Moscow’s 9 most unusual houses

Moscow is home to some truly bizarre and eccentric buildings: gloomy castles straight out of gothic novels, buildings made of construction debris, and an egg-house. RBTH selected nine of the most impressive buildings in Moscow and presents the most interesting titbits about each of them.

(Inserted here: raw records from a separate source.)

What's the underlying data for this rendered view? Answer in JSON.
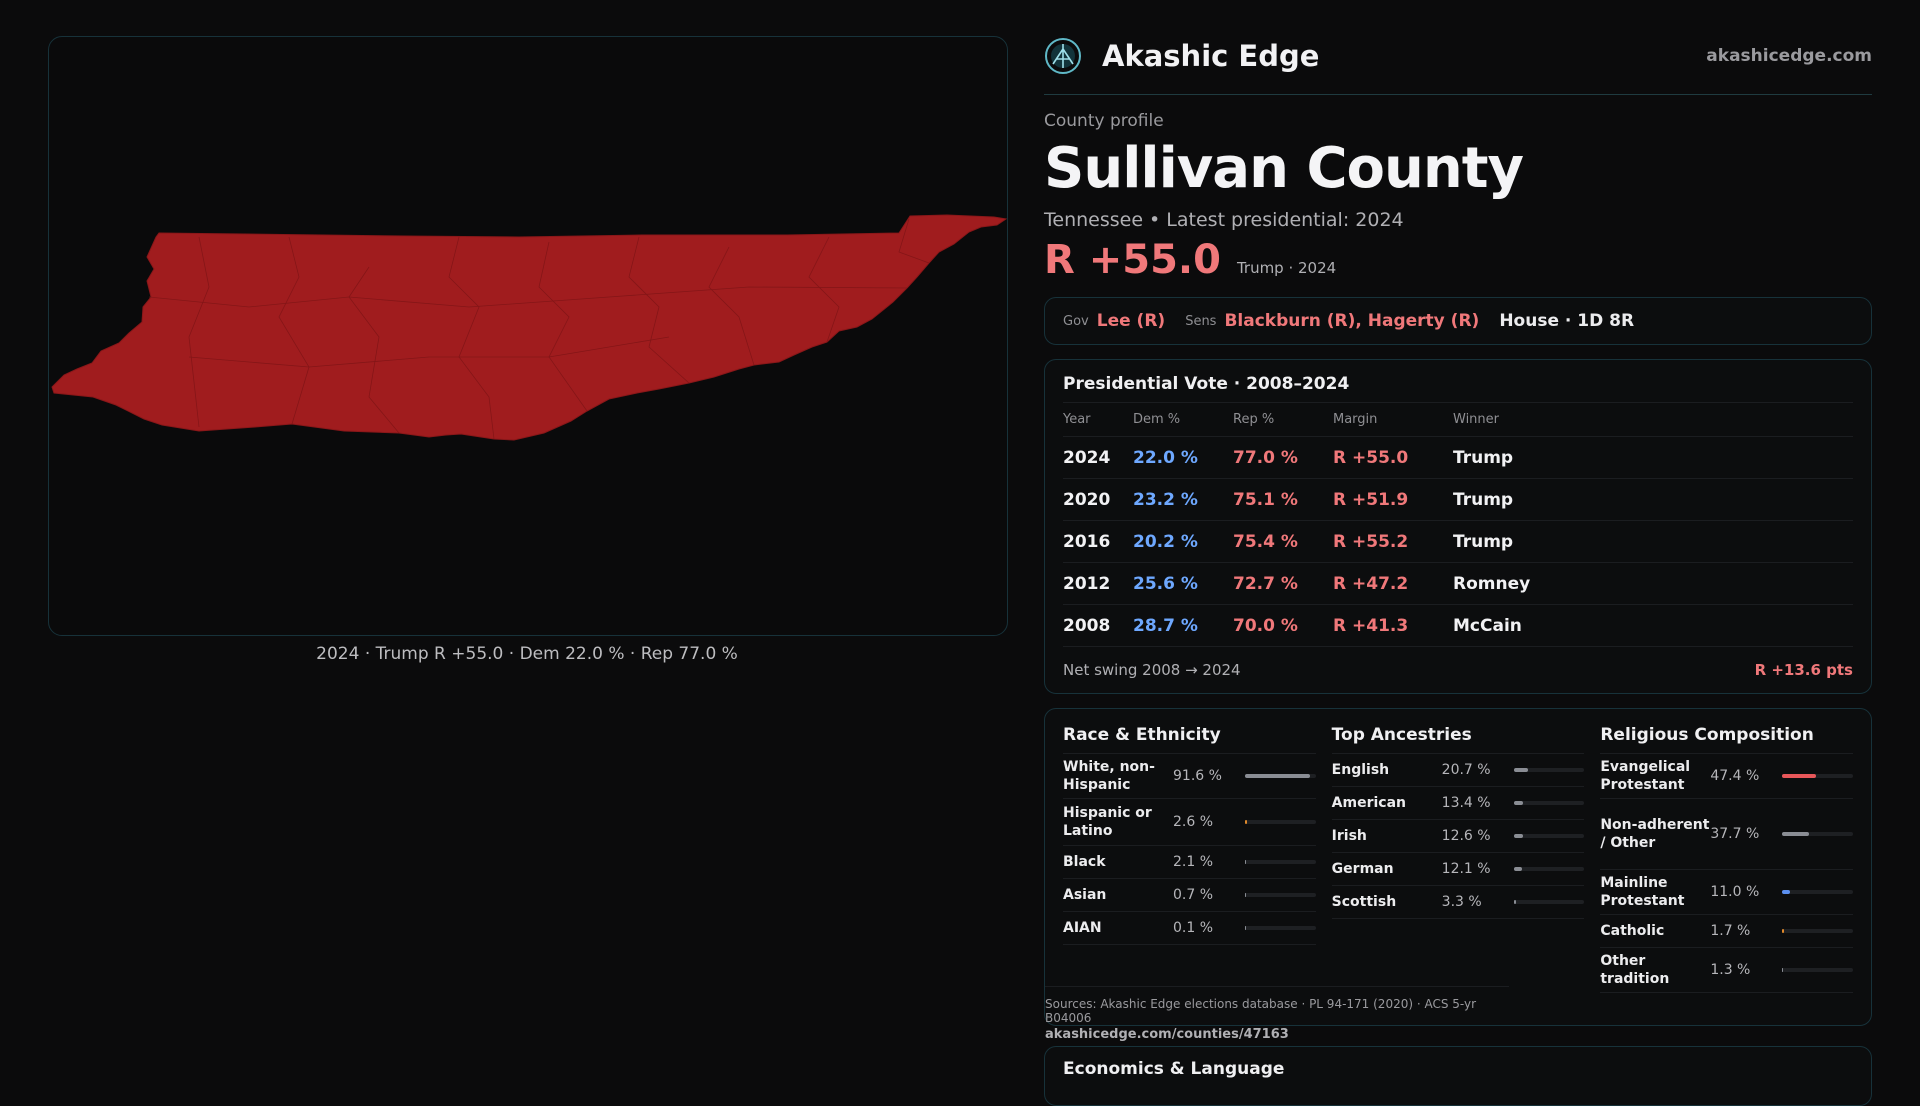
{
  "brand": {
    "name": "Akashic Edge",
    "url": "akashicedge.com",
    "logo": "akashic-edge-logo"
  },
  "map": {
    "fill_color": "#a01c1e",
    "caption": "2024 · Trump R +55.0 · Dem 22.0 % · Rep 77.0 %"
  },
  "profile": {
    "eyebrow": "County profile",
    "title": "Sullivan County",
    "subline": "Tennessee  • Latest presidential: 2024",
    "margin": "R +55.0",
    "margin_who": "Trump · 2024"
  },
  "officials": {
    "gov_key": "Gov",
    "gov": "Lee (R)",
    "sens_key": "Sens",
    "sens": "Blackburn (R), Hagerty (R)",
    "house": "House · 1D 8R"
  },
  "presidential": {
    "title": "Presidential Vote · 2008–2024",
    "headers": {
      "year": "Year",
      "dem": "Dem %",
      "rep": "Rep %",
      "margin": "Margin",
      "winner": "Winner"
    },
    "rows": [
      {
        "year": "2024",
        "dem": "22.0 %",
        "rep": "77.0 %",
        "margin": "R +55.0",
        "winner": "Trump"
      },
      {
        "year": "2020",
        "dem": "23.2 %",
        "rep": "75.1 %",
        "margin": "R +51.9",
        "winner": "Trump"
      },
      {
        "year": "2016",
        "dem": "20.2 %",
        "rep": "75.4 %",
        "margin": "R +55.2",
        "winner": "Trump"
      },
      {
        "year": "2012",
        "dem": "25.6 %",
        "rep": "72.7 %",
        "margin": "R +47.2",
        "winner": "Romney"
      },
      {
        "year": "2008",
        "dem": "28.7 %",
        "rep": "70.0 %",
        "margin": "R +41.3",
        "winner": "McCain"
      }
    ],
    "swing_label": "Net swing 2008 → 2024",
    "swing_value": "R +13.6 pts"
  },
  "race": {
    "title": "Race & Ethnicity",
    "rows": [
      {
        "label": "White, non-Hispanic",
        "value": "91.6 %",
        "share": 0.916,
        "color": "#8a8d94"
      },
      {
        "label": "Hispanic or Latino",
        "value": "2.6 %",
        "share": 0.026,
        "color": "#e0892b"
      },
      {
        "label": "Black",
        "value": "2.1 %",
        "share": 0.021,
        "color": "#8a8d94"
      },
      {
        "label": "Asian",
        "value": "0.7 %",
        "share": 0.007,
        "color": "#8a8d94"
      },
      {
        "label": "AIAN",
        "value": "0.1 %",
        "share": 0.001,
        "color": "#8a8d94"
      }
    ]
  },
  "ancestry": {
    "title": "Top Ancestries",
    "rows": [
      {
        "label": "English",
        "value": "20.7 %",
        "share": 0.207,
        "color": "#8a8d94"
      },
      {
        "label": "American",
        "value": "13.4 %",
        "share": 0.134,
        "color": "#8a8d94"
      },
      {
        "label": "Irish",
        "value": "12.6 %",
        "share": 0.126,
        "color": "#8a8d94"
      },
      {
        "label": "German",
        "value": "12.1 %",
        "share": 0.121,
        "color": "#8a8d94"
      },
      {
        "label": "Scottish",
        "value": "3.3 %",
        "share": 0.033,
        "color": "#8a8d94"
      }
    ]
  },
  "religion": {
    "title": "Religious Composition",
    "rows": [
      {
        "label": "Evangelical Protestant",
        "value": "47.4 %",
        "share": 0.474,
        "color": "#e8575a"
      },
      {
        "label": "Non-adherent / Other",
        "value": "37.7 %",
        "share": 0.377,
        "color": "#8a8d94"
      },
      {
        "label": "Mainline Protestant",
        "value": "11.0 %",
        "share": 0.11,
        "color": "#5b8ff0"
      },
      {
        "label": "Catholic",
        "value": "1.7 %",
        "share": 0.017,
        "color": "#e0892b"
      },
      {
        "label": "Other tradition",
        "value": "1.3 %",
        "share": 0.013,
        "color": "#8a8d94"
      }
    ]
  },
  "sources": {
    "text": "Sources: Akashic Edge elections database · PL 94-171 (2020) · ACS 5-yr B04006",
    "url": "akashicedge.com/counties/47163"
  },
  "econ": {
    "title": "Economics & Language"
  }
}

Ship House. 2, Bolshaya Tulskaya Str. // Built in 1981 by the USSR Ministry of Atomic Industry, this is one of the few buildings in Moscow that can withstand a nuclear explosion. The foreman who oversaw its construction spent his entire life building only nuclear reactors, which left its mark on this house. To prevent it from “folding up” in the event of an explosion, there are no 90° angles in this seismically stable house — only 87° or 93°; the thickness of the glass panes is a unique 0.23 inches. It is called the “Ship” because of its huge size (1312 feet long, 164 feet high) and encircling balconies that resemble decks.
Egg House. 1/11 Mashkova Str. // Moscow has always been famous for its crankiness and sweeping gestures, including architecture. One of the most striking and outrageous examples is the “Egg House”. Originally planned to be built in Bethlehem as a maternity ward, it was eventually put up in Moscow. Outwardly, it resembles a giant copy of a Fabergé egg. It is the only such house in the world.
Arseny Morozov Mansion (Reception House of the Russian Government), 16 Vozdvizhenka // This house was built in 1899 by order of young millionaire, dandy, and merchant family heir Arseny Morozov on a plot of land given to him by his mother on his 25th birthday. Even at the construction stage, the house, which was executed in a Moorish style unprecedented for Moscow, became the butt of ridicule and criticism. When it was finished, legend has it that his vexed mother’s words were: “Only I used to know that you’re a fool, now the whole of Moscow will know!”
Nautilus Trade Center, 25 Nikolskaya Str. // In the early 2000s, this mall became Moscow's new “Morozov Mansion” — lambasted by everyone for its vulgarity. The pretentious postmodern architecture seems to jut out of an edifice on one of Moscow’s oldest streets, but the place once sited the Vladimir Gates of the Kitai-Gorod Wall and the Chapel of St. Panteleimon — buildings that were also rich in gaudy architectural details. Furthermore, the region was always a hotbed of commerce, for which reason a shopping center is quite apropos. Who knows, maybe in future Nautilus — like Morozov’s house before it — will become a feature of classic Moscow architecture.
Copper House, 3 Butikovsky Lane. // Built within the “Golden Mile,” historically the most expensive area of Moscow, this three-block residential house of 20 apartments was admitted to the Moscow Museum of Architecture’s collection of finest buildings in 2003-2004. It is faced with prepatinated copper plates and is one of the most expensive blocks in Moscow.
Stolnik House, 5 Maly Levshinskiy Lane. // Stolnik stands among the old lanes of Arbat Street, still home to places where Pushkin once resided. This residential house made of glass and metal literally explodes the architectural environment. However, there is something vaguely classical about it, namely the three-part symmetric layout and “Corinthian column” motif.
Kitezh Business Center, 3-7 Kievskaya Str. // This business center resembles the Titanic. The unique shape is the result of the complex internal structure — many of the shafts and stairwells are inclined and curved. Such a project would be beyond many architects, but Dmitry Bush has been building stadiums and ice rinks in Russia for many years.
Melnikov House, 10 Krivoarbatsky Lane. // This single-unit house, built by the great Soviet avant-garde architect Konstantin Melnikov for his family, is today an architectural monument of national significance. It is unique for its shape — two intersecting cylinders each truncated by a third of its radius — and its hexagonal window apertures encircling the entire circumference of the building. There are 60 windows in total, while the apertures in the walls number more than 130 — all stuffed with brick and construction debris (not a single wheelbarrow of waste was removed from the site!), but able to be unblocked to create a new window anywhere in the walls. Melnikov placed such windows in all the walls so that his hand never overshadowed a blueprint in his studio. The internal area of the house is very modest — a mere 2691 ft². Melnikov’s descendants live here to this day.
Department for Brain Research of the Neurology Center under the Russian Academy of Sciences, 5-7 Obukha Lane. // Built in 1914 in the era of art nouveau, this building is a former Evangelical hospital for the poor. In Soviet times, it housed the Brain Institute, which primarily studied the brains of prominent (and deceased) state and public figures: Lenin, Mayakovsky, Landau, Sakharov, Michurin, Gorky, and others. Of all the houses in Moscow, this building most resembles a gloomy castle from a gothic novel or vampire legend, especially in overcast weather.